One of the concerns folks have about automated network management systems is that they'll become "automated network destruction systems" if things go wrong; in particular, it's a challenge to figure out what to do when the automation system discovers that the way something is currently configured doesn't match the way the system thinks it ought to be configured.
In a comment on another thread (Reluctance to trust automated network management tools), Kirby Files shares an interesting approach to fixing discrepencies found by automated systems (emphasis mine, and edited slightly to hilight Kirby's two key principles):
I agree that it's a bad thing(tm) to have automated tools "fixing" problems. In our home-grown configuration automation system, we take a different approach for service activation changes vs. auditing errors.
User-requested service activation add/modify/delete actions will identify the set of affected equipment from our service management database, dynamically create the configuration by combining templates with user- and datamodel-derived values, then deploy the changes on each piece of equipment, rolling back if one has an error.
By contrast, our nightly network auditing processes generate a list of reports of inconsistencies between the service management / network inventory database and network device configs.
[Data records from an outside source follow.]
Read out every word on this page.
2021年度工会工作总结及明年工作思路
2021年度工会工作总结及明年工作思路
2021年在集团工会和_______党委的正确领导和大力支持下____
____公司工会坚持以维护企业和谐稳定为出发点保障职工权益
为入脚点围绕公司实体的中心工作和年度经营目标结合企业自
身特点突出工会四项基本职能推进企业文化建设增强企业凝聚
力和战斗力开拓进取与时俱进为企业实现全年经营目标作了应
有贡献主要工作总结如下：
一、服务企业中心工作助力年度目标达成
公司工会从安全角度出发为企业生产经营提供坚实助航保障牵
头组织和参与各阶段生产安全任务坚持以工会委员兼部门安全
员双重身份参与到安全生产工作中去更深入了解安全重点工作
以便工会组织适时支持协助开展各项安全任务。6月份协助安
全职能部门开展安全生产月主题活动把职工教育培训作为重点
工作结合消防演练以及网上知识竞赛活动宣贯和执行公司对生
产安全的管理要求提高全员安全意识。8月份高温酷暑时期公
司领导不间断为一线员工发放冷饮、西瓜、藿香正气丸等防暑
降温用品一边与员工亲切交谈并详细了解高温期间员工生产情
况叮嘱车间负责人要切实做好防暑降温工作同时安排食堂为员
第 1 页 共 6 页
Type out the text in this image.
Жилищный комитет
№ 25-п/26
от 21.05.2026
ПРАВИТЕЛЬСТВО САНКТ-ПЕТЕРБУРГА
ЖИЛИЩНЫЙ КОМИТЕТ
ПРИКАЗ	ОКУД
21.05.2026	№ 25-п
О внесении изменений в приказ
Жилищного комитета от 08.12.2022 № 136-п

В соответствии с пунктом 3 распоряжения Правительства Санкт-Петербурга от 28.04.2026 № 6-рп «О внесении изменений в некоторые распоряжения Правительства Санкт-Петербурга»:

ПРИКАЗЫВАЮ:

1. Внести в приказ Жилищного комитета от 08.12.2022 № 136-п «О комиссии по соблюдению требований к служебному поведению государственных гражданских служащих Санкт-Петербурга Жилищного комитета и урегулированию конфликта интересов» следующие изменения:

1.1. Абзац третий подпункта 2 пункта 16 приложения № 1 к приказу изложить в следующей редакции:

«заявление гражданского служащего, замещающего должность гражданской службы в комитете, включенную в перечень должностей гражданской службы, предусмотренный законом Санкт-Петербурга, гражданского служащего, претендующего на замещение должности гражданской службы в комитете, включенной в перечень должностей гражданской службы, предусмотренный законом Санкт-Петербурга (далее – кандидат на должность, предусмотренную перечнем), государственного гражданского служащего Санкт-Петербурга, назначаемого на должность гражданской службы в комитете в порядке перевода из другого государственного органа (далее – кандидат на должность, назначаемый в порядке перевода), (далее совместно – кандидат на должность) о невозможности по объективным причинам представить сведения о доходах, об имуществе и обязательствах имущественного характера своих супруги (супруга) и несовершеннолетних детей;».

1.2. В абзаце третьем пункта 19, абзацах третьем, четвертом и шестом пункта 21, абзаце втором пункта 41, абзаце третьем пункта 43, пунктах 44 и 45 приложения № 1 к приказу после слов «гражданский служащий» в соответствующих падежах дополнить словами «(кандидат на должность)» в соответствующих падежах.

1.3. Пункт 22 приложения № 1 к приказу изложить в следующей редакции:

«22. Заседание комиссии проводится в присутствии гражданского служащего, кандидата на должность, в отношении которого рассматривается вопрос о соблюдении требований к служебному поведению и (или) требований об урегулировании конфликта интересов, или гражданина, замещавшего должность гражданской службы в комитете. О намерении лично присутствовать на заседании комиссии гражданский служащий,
These reports do not in and of themselves cause changes to the network; an Ops user goes through them and decides whether to fix the database or update the network.
This follows from two personal principles of configuration managment
- The database is always right
- Don't fix what you don't understand
Under this process model, manual entry for service activation is avoided, but there's no automated "fixing" of unexpected configurations that might break the network.
NMS Software Lead
I think that these are very powerful principles, good advice, and a good way to approach real-world deployments of automated systems. Thanks, Kirby!